AKP Welliwanto Malau menjelaskan bahwa korban AS ditemukan dengan luka memar yang tersebar di beberapa area tubuh. Luka-luka tersebut meliputi bagian wajah, lengan, bahu, hingga paha korban. Selain itu, tim penyidik juga mengidentifikasi adanya patah tulang pada lengan tangan AS.
Saat ditemukan, korban berada di dalam kamar bersama anak balitanya yang masih berusia sekitar dua tahun. Kehadiran anak kecil di lokasi kejadian menambah keprihatinan atas insiden ini. Polisi segera melakukan olah tempat kejadian perkara (TKP) untuk mengumpulkan bukti-bukti awal.
Jasad AS kemudian dievakuasi ke Rumah Sakit Bhayangkara Kendari untuk menjalani proses autopsi. Autopsi ini sangat penting guna mengetahui penyebab pasti kematian korban. Hasil autopsi diharapkan dapat memberikan petunjuk krusial bagi penyelidikan Polresta Kendari.
Dugaan Pertengkaran Rumah Tangga dan Pemeriksaan Suami
Dugaan kuat mengemuka bahwa kematian AS berkaitan dengan pertengkaran rumah tangga yang terjadi sebelumnya.
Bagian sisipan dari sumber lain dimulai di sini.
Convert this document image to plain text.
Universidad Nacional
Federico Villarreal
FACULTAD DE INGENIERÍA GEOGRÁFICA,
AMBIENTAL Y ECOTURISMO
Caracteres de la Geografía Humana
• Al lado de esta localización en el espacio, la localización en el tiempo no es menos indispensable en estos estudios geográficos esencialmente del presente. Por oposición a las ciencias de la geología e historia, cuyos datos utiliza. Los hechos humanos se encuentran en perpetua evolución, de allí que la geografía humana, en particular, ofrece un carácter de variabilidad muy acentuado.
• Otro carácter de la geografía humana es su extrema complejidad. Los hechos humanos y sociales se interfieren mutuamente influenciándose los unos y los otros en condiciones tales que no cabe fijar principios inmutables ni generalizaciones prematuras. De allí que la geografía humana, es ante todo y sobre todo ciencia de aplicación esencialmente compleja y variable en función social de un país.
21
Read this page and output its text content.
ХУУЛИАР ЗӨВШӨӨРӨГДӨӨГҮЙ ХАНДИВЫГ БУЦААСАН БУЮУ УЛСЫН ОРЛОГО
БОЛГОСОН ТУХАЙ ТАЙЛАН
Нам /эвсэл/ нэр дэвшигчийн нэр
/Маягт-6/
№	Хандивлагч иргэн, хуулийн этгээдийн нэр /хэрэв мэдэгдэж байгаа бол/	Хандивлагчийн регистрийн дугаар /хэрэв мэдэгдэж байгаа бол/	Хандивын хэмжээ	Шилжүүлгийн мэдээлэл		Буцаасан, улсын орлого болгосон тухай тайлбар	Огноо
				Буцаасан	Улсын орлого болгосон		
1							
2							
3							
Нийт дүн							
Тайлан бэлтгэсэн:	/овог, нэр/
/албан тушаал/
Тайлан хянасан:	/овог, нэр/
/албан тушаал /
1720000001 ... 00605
Menurut keterangan AKP Welliwanto Malau, korban diduga kuat sempat terlibat cekcok atau pertengkaran rumah tangga dengan suaminya, IS (28), pada Jumat (29/5) malam. Insiden ini terjadi sehari sebelum jasad AS ditemukan.
Untuk kepentingan penyelidikan lebih lanjut, Polresta Kendari telah mengamankan suami korban, IS (28), untuk dimintai keterangan. IS saat ini masih menjalani pemeriksaan mendalam di Mapolresta Kendari. Keterangan dari suami korban menjadi salah satu fokus utama dalam mengungkap kasus kematian IRT ini.
Selain suami korban, pihak kepolisian juga memeriksa sejumlah saksi lain. Saksi-saksi tersebut meliputi anggota keluarga korban serta tetangga sekitar rumah. Pengumpulan keterangan dari berbagai pihak diharapkan dapat memberikan gambaran utuh mengenai kronologi kejadian dan motif di baliknya.
Polisi terus mengumpulkan bukti-bukti tambahan di lokasi kejadian dan sekitarnya. Penyelidikan intensif ini bertujuan untuk mendapatkan titik terang dalam kasus kematian AS. Polresta Kendari berkomitmen untuk menuntaskan kasus ini secara transparan dan akuntabel.